大久保氏は青春時代に画家を目指していました。当時からも持ち続ける絵心を「スキモレザー」で発露したのです。
しかもただ積層させるのではなく、自分で納得のいく色に染め、型押しをしながらその色を組み合わせ独自の切り口でカット。仕上がりが予想しづらい断面に、木目調や敷物パターンを表現する。
立体的なデザイン構想力を20年に及ぶ試行錯誤があってこそできる技なのです。

特許(特許番号No:3087020号)として「スキモレザー」は登録されている独自の技術です。


Pecos Hard made in italy

中部イタリア・フィレンツェ近郊の町サンミニアートにある創立50年を超えるタンナー。
厳選されたヨーロッパの原皮のショルダー部分のみを用いて植物タンニン鞣し専用のこだわりあるタンナーです。
じっくりと手間暇をかけ、鞣し加工の末に生み出された革は柔らかく、耐久性があり、時間が経つにつれてその手触りも見た目も磨かれていきます。

この地方の伝統的なバケッタ製法を用いたもので、それを生かすため、できるだけ表面の塗装加工を薄くして「革らしさ」を特に意識した革です。
たっぷりとオイルの効いた占領仕上げの自然の風合い(革特有のトラやキズ)は真似のできない柔らかさ、温かみ、耐久性を生み、使い込むほどに独特の味わいになっていきます。
このタンナーは、イタリア植物タンニン鞣し協会に加盟しています。


Border Series made in Japan

国内産フルタンニンなめしのタンロー革を使用。

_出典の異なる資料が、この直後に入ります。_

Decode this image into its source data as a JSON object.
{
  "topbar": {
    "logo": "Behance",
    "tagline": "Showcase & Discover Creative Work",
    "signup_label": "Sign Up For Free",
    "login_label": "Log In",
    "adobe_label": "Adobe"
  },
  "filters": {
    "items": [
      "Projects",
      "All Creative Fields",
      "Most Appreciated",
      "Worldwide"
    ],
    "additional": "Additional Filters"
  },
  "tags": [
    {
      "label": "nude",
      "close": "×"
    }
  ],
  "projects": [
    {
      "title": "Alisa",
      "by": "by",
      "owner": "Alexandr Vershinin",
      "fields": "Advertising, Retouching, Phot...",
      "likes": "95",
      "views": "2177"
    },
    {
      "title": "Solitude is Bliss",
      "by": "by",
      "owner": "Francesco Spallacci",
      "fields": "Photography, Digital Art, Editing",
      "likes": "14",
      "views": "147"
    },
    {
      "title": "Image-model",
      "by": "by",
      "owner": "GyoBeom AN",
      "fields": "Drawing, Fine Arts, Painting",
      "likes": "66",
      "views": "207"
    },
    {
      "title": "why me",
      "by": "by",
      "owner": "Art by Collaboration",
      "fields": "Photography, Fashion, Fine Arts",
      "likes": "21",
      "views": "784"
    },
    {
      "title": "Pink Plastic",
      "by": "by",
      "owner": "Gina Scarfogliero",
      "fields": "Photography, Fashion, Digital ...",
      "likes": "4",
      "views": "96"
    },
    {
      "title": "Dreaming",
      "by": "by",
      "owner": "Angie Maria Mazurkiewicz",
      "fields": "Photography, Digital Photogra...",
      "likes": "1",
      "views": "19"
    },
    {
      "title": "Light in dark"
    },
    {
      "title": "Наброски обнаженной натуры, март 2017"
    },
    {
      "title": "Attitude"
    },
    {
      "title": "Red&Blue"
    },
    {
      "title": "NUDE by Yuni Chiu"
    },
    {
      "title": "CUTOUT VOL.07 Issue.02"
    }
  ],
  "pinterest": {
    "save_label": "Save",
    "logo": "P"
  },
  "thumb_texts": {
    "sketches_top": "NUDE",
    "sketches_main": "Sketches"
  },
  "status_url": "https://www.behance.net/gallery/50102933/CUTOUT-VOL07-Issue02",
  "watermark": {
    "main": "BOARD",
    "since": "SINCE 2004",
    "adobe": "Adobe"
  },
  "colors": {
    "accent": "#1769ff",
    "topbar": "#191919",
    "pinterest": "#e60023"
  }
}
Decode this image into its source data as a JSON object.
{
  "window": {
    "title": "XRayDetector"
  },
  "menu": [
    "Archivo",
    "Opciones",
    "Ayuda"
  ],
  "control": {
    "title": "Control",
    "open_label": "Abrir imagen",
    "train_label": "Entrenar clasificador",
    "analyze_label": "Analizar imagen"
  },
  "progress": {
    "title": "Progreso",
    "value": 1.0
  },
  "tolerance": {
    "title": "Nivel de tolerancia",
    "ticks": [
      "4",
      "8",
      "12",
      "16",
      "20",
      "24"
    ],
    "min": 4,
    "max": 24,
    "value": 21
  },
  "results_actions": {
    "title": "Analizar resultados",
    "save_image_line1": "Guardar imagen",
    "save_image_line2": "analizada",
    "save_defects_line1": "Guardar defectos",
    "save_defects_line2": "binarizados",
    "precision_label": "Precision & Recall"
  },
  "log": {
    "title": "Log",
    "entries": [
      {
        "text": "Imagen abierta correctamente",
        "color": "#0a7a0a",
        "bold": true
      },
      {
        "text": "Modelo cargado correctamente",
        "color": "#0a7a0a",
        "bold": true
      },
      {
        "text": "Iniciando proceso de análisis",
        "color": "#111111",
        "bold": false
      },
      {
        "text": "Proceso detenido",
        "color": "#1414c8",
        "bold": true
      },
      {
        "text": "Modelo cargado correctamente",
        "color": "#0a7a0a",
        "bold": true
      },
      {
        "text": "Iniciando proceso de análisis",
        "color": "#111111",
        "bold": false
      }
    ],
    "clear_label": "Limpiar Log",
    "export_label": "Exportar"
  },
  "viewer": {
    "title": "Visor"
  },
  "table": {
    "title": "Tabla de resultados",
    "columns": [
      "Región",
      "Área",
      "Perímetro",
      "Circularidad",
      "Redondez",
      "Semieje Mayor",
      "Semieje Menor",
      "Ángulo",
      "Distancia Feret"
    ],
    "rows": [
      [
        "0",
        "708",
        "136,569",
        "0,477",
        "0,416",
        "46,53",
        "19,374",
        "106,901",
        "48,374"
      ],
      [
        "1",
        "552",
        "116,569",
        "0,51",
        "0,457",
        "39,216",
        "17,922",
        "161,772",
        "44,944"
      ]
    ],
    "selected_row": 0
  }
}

革ではあまり用いられることのないラバープリントにてボーダー柄をプリント。革にプリントが定着するよう、何度も試作を繰り返し製作。使い込むほどにヌメ革部分が飴色に変化し、艶が増して独特の味わいになっていきます。


Embossing paisley made in Japan

ナチュラルカラーは国内産フルタンニンなめしのタンロー革を使用。使い込むほどに艶が増して独特の味わいになっていきます。ブラック/チョコカラーは国内産フルタンニン革を2回なめした革「ロロマ」を使用。「ロロマ」はチャールズ・ロロマの作品からインスピレーションを受けて製作した革です。磨くと宝石のような艶が出ます。タンロー革、ロロマ共に通常の型押しよりもあえて強めの型押しをいれ、より立体感を出しています。

注:1枚の革に熱と圧力をかけ型押しを入れており、色の濃淡が出てしまいますので、予めご了承ください。